Example - Projection with dates:
class EmployeeAgeDetails:
def __init__(self, day_of_birth: str = None, month_of_birth: str = None, age: str = None):
self.day_of_birth = day_of_birth
self.month_of_birth = month_of_birth
self.age = age
# Use custom function in query data or raw query
results = session.advanced.raw_query(
"from Employees as e select {"
' "day_of_birth : new Date(Date.parse(e.birthday)).getDate(),'
" month_of_birth : new Date(Date.parse(e.birthday)).getMonth() + 1,"
" age : new Date().getFullYear() - new Date(Date.parse(e.birthday)).getFullYear()"
"}",
EmployeeAgeDetails,
)
from "Employees" as e
select {
DayOfBirth: new Date(Date.parse(e.Birthday)).getDate(),
MonthOfBirth: new Date(Date.parse(e.Birthday)).getMonth() + 1,
Age: new Date().getFullYear() - new Date(Date.parse(e.Birthday)).getFullYear()
}
Example - Projection with raw JavaScript code:
class EmployeeBirthdayAndName:
def __init__(self, date: str = None, name: str = None):
self.date = date
self.name = name
# Use custom function in query data or raw query
results = list(
session.advanced.raw_query(
"from Employees as e select {"
"date: new Date(Date.parse(e.birthday)),"
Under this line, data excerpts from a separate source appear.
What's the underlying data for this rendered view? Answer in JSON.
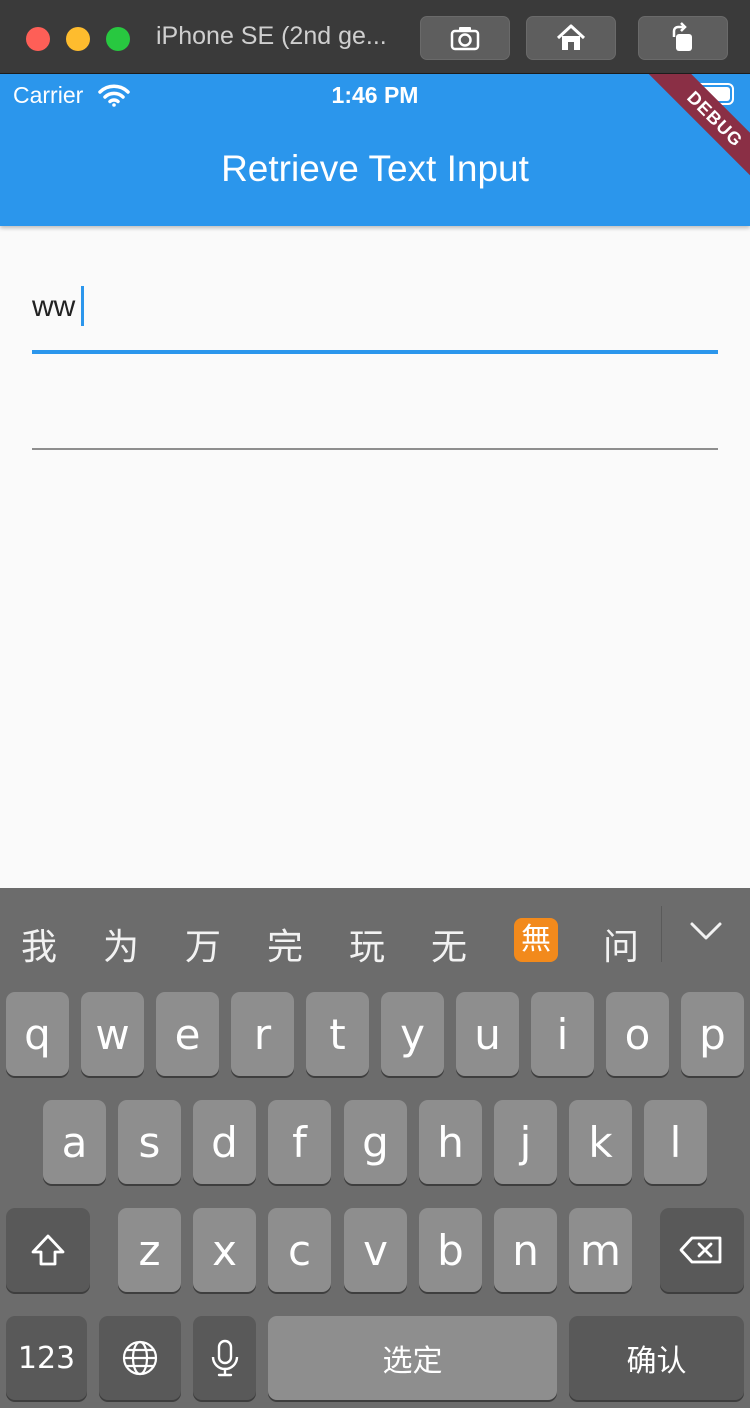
{
  "window": {
    "title": "iPhone SE (2nd ge..."
  },
  "status_bar": {
    "carrier": "Carrier",
    "time": "1:46 PM"
  },
  "app_bar": {
    "title": "Retrieve Text Input",
    "debug_banner": "DEBUG",
    "color": "#2b96ec"
  },
  "form": {
    "field1_value": "ww",
    "field2_value": ""
  },
  "keyboard": {
    "candidates": [
      "我",
      "为",
      "万",
      "完",
      "玩",
      "无",
      "🈚",
      "问"
    ],
    "row1": [
      "q",
      "w",
      "e",
      "r",
      "t",
      "y",
      "u",
      "i",
      "o",
      "p"
    ],
    "row2": [
      "a",
      "s",
      "d",
      "f",
      "g",
      "h",
      "j",
      "k",
      "l"
    ],
    "row3": [
      "z",
      "x",
      "c",
      "v",
      "b",
      "n",
      "m"
    ],
    "numbers_label": "123",
    "space_label": "选定",
    "confirm_label": "确认"
  }
}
"name: e.first_name.substr(0,3)"
"}",
EmployeeBirthdayAndName,
)
)
from "Employees" as e
select {
Date: new Date(Date.parse(e.Birthday)),
Name: e.FirstName.substr(0, 3)
}
Example - Projection with metadata:
projected_results = list(
session.advanced.raw_query(
"from Employees as e "
+ "select {"
+ " name : e.first_name, "
+ " metadata : getMetadata(e)"
+ "}",
EmployeeNameAndMetadata,
)
)
from "Employees" as e
select {
Name: e.FirstName,
Metadata: getMetadata(e)
}
select_fields
The projected fields can also be specified using the select_fields
method.
# Lets define an array with the field names that will be projected
# (its optional, you can pass field names as args loosely)
projection_fields = ["name", "phone"]
# Make a query
projected_results = list(
session.advanced.document_query(object_type=Company)
# Call 'select_fields'
# Pass the projection class type & the fields to be projected from it
.select_fields(ContactDetails, *projection_fields)
)
# Each resulting object in the list is not a 'Company' entity
# it is an object of type 'ContactDetails' containing data ONLY for the specified fields
from "Companies"
select Name, Phone
Single projection per query
-
As of RavenDB v6.0, only a single projection request can be made per query.
-
Attempting multiple projection executions in the same query, e.g. by calling
select_fields_query_data
multiple times or by callingselect_fields_query_data
and thenselect_fields
, will result in an exception.
# For example:
query_data = QueryData(["name"], ["funny_name"])
try:
projected_results = list(
session.query(object_type=Company)
# Make a first projection
.select_fields(ContactDetails)
# A second projection is not supported and will raise an error
.select_fields_query_data(CompanyNameCityAndCountry, query_data)
)
except Exception as e:
pass
# The following exception will be raised:
# "Projection is already done. You should not project your result twice."